I created systemd-boot-lifeboat to keep the last 3 bootloaders around on the system.
For example, my current boot, as well as the previous two times the bootloader changed are automatically stored
ls /efi/loader/entries
arch-fallback.conf arch_signed.conf lifeboat_1664922628_arch_signed.conf lifeboat_1664922766_arch_signed.conf
(Note that this only works if your bootloader is systemd-boot, not e.g. grub)
Root snapshots with lvm-autosnap
I also created lvm-autosnap to handle snapshotting LVM volumes. The idea here is that every boot, during the bootloader (before the root volume is even mounted), the code automatically takes a snapshot.
If the machine fails to reach the desktop more than a few times in a row, then the computer will automatically offer to restore to a previous snapshot.

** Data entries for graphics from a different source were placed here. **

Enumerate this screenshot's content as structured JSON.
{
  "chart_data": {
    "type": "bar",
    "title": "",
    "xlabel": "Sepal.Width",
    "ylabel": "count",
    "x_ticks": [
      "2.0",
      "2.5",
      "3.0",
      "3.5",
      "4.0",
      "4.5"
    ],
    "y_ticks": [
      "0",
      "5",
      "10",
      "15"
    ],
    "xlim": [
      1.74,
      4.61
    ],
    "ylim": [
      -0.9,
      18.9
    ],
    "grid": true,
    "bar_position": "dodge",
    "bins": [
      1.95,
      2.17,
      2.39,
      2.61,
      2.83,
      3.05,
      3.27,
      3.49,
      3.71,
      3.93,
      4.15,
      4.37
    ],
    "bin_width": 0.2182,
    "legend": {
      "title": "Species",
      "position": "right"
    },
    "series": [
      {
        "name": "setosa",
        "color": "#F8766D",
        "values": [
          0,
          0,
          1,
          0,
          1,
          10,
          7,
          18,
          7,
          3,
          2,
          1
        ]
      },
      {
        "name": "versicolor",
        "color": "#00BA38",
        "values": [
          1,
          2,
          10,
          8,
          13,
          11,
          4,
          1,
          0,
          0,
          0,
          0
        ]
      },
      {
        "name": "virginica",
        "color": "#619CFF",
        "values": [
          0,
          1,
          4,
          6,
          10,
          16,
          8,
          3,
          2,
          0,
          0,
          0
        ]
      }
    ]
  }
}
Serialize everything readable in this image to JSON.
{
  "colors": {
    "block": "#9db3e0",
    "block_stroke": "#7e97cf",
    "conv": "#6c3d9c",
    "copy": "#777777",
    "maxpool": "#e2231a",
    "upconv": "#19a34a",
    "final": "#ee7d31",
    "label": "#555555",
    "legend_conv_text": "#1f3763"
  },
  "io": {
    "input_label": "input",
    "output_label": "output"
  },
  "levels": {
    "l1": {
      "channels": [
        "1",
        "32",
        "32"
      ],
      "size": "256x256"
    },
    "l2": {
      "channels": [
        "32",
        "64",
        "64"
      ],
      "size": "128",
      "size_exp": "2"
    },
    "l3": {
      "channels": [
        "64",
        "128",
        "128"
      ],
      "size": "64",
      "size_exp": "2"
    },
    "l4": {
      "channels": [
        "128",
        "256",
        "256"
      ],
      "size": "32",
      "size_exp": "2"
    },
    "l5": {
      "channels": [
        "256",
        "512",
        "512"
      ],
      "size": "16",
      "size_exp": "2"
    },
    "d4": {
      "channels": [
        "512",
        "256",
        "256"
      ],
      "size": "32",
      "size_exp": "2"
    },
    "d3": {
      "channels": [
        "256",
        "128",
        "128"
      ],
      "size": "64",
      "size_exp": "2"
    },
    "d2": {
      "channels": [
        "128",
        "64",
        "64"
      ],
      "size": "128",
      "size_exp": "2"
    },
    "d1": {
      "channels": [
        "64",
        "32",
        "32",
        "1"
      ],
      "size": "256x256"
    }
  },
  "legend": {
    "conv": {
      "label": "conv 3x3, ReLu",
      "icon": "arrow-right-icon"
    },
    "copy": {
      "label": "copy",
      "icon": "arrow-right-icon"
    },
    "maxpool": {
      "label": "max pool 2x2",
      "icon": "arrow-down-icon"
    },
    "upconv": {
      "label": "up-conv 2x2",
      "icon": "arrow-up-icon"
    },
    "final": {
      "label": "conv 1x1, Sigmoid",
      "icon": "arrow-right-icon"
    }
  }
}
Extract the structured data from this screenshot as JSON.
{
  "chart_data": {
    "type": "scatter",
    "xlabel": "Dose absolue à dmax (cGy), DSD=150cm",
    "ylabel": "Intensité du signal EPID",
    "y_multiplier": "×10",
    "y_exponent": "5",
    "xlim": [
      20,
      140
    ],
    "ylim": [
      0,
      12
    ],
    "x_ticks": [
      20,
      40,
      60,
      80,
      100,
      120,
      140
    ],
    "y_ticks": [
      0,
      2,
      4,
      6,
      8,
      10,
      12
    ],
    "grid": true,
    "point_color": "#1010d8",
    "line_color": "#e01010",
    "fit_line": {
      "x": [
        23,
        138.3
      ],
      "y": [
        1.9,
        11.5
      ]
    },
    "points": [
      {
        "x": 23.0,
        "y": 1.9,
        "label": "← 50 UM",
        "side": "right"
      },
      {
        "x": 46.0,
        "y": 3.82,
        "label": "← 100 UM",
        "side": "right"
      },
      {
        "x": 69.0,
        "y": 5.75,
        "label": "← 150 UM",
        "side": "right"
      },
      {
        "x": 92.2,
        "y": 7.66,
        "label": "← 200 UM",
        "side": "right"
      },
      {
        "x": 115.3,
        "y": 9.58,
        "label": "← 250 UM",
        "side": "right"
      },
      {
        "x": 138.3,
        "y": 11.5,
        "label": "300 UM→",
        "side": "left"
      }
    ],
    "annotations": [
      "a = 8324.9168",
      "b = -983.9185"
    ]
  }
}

Basically as long as the bootloader is in a good spot, this allows you to restore the system to a working state. (And if the bootloader is bad that’s what I have systemd-boot-lifeboat for)
Conclusion
I have multiple copies of my data that are securely stored (e.g. encrypted) that can address different failure modes.
“Oh no I deleted my document by accident” → restore from the cloud
“Installing this package messed up my system” → restore from a snapshot
“Something really bad happened” → restore to an exact working copy from ~2 weeks ago
My suggestion is to figure out what failure cases you’re worried about, and then design your backup strategy around those cases.